だが、リーダーは、躍起になってその職員をなんとかしようと思わない方がいい。もちろん、あきらめてもいけない。
では、どうしたらよいか。
例えば、全体の場で指示を聞いても自分には関係ないと思うのだから、個別に迫るしかない。指示の最中にさりげなく固有名詞を入れるだけでも違う。
「今月末までに、学年として文書を出さなくてはいけません。皆さん一人ひとりに書いてもらわないといけないのです。特に〇先生には、いつものユーモアある文章を期待しています」
などと固有名詞を入れて伝え、それとなくプレッシャーをかけるのだ。
2 一役一人制で舞台を用意する
自分には関係ないと思っている職員には、その人がやらざるをえない仕事を与えることだ。こう表現すると、マイナスのイメージがわいてしまうが、「その人の舞台を与える」と表現することもできる。プラスのイメージに転化するだけで、意識のもち方も違ってくるものだ。このようにして、チームの一員としての意識が低い職員には、存在感が出てくるような配慮=舞台を与えるとよい。
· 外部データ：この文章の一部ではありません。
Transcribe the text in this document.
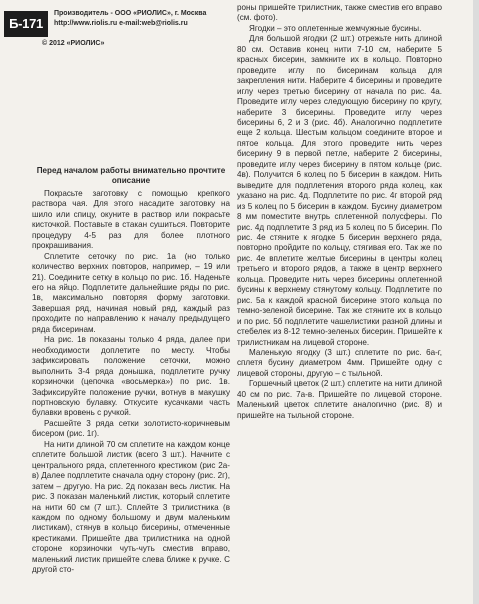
Б-171
Производитель - ООО «РИОЛИС», г. Москва
http://www.riolis.ru e-mail:web@riolis.ru
© 2012 «РИОЛИС»

Перед началом работы внимательно прочтите описание

Покрасьте заготовку с помощью крепкого раствора чая. Для этого насадите заготовку на шило или спицу, окуните в раствор или покрасьте кисточкой. Поставьте в стакан сушиться. Повторите процедуру 4-5 раз для более плотного прокрашивания.

Сплетите сеточку по рис. 1а (но только количество верхних повторов, например, – 19 или 21). Соедините сетку в кольцо по рис. 1б. Наденьте его на яйцо. Подплетите дальнейшие ряды по рис. 1в, максимально повторяя форму заготовки. Завершая ряд, начиная новый ряд, каждый раз проходите по направлению к началу предыдущего ряда бисеринам.

На рис. 1в показаны только 4 ряда, далее при необходимости доплетите по месту. Чтобы зафиксировать положение сеточки, можно выполнить 3-4 ряда донышка, подплетите ручку корзиночки (цепочка «восьмерка») по рис. 1в. Зафиксируйте положение ручки, вотнув в макушку портновскую булавку. Откусите кусачками часть булавки вровень с ручкой.

Расшейте 3 ряда сетки золотисто-коричневым бисером (рис. 1г).

На нити длиной 70 см сплетите на каждом конце сплетите большой листик (всего 3 шт.). Начните с центрального ряда, сплетенного крестиком (рис 2а-в) Далее подплетите сначала одну сторону (рис. 2г), затем – другую. На рис. 2д показан весь листик. На рис. 3 показан маленький листик, который сплетите на нити 60 см (7 шт.). Сплейте 3 трилистника (в каждом по одному большому и двум маленьким листикам), стянув в кольцо бисерины, отмеченные крестиками. Пришейте два трилистника на одной стороне корзиночки чуть-чуть сместив вправо, маленький листик пришейте слева ближе к ручке. С другой сто-

роны пришейте трилистник, также сместив его вправо (см. фото).

Ягодки – это оплетенные жемчужные бусины.

Для большой ягодки (2 шт.) отрежьте нить длиной 80 см. Оставив конец нити 7-10 см, наберите 5 красных бисерин, замкните их в кольцо. Повторно проведите иглу по бисеринам кольца для закрепления нити. Наберите 4 бисерины и проведите иглу через третью бисерину от начала по рис. 4а. Проведите иглу через следующую бисерину по кругу, наберите 3 бисерины. Проведите иглу через бисерины 6, 2 и 3 (рис. 4б). Аналогично подплетите еще 2 кольца. Шестым кольцом соедините второе и пятое кольца. Для этого проведите нить через бисерину 9 в первой петле, наберите 2 бисерины, проведите иглу через бисерину в пятом кольце (рис. 4в). Получится 6 колец по 5 бисерин в каждом. Нить выведите для подплетения второго ряда колец, как указано на рис. 4д. Подплетите по рис. 4г второй ряд из 5 колец по 5 бисерин в каждом. Бусину диаметром 8 мм поместите внутрь сплетенной полусферы. По рис. 4д подплетите 3 ряд из 5 колец по 5 бисерин. По рис. 4е стяните к ягодке 5 бисерин верхнего ряда, повторно пройдите по кольцу, стягивая его. Так же по рис. 4е вплетите желтые бисерины в центры колец третьего и второго рядов, а также в центр верхнего кольца. Проведите нить через бисерины оплетенной бусины к верхнему стянутому кольцу. Подплетите по рис. 5а к каждой красной бисерине этого кольца по темно-зеленой бисерине. Так же стяните их в кольцо и по рис. 5б подплетите чашелистики разной длины и стебелек из 8-12 темно-зеленых бисерин. Пришейте к трилистникам на лицевой стороне.

Маленькую ягодку (3 шт.) сплетите по рис. 6а-г, сплетя бусину диаметром 4мм. Пришейте одну с лицевой стороны, другую – с тыльной.

Горшечный цветок (2 шт.) сплетите на нити длиной 40 см по рис. 7а-в. Пришейте по лицевой стороне. Маленький цветок сплетите аналогично (рис. 8) и пришейте на тыльной стороне.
例えば、校務分掌で言えば、形式的に各学年全員が何かしらの担当になるよう、必要がないのに1つの係に複数人を割り当てていないだろうか。長年の経験から断言するが、多くの職員は校務分掌の先頭に名前が書かれた者のみが担当であると思い込んでいる。このことから「一役一人制」をとったことがある。1つの役目は一人が果たすという組織にしたのだ。当然、動かざるをえない。「ここはあなただけの舞台です」と示したのである。
3 リーダーがペアになる
「一役一人制」をとっても、自分の担当に無頓着な職員はいる。腹立たしさを感じることもあるだろうが、リーダーが先に腹を立てては負けだ。
リーダー自らがペアになり、果たさなければならない業務や場面を設定するのはどうだろうか。ペアを育てる意識を持ち、一声かけながら一緒になって業務に取り組む中で、チームへの所属意識を高めることができるはずだ。
「師弟同行」という言葉がある。師匠も弟子も同じ行い(振る舞い)をすることが、教えることの基本という意味である。リーダーとしての「師弟同行」の精神を問われていると考えてみよう。
4 日ごろのひと言を忘れない
当事者意識が低い職員も、もともとそのように意識が低かったわけではないかもしれない。周囲の無関心が、本人の集団への所属意識を低下させてしまったことも考えられる。
このように考えれば、所属意識をもたせることは簡単である。日ごろのひと言を大切にすることだ。業務を完遂した場合は、職員集団の前でそのことを価値付けるひと言を発するようにしたい。
今回のPoint!
当事者意識が低い職員には役割を意識させる個別の指示・言葉かけを。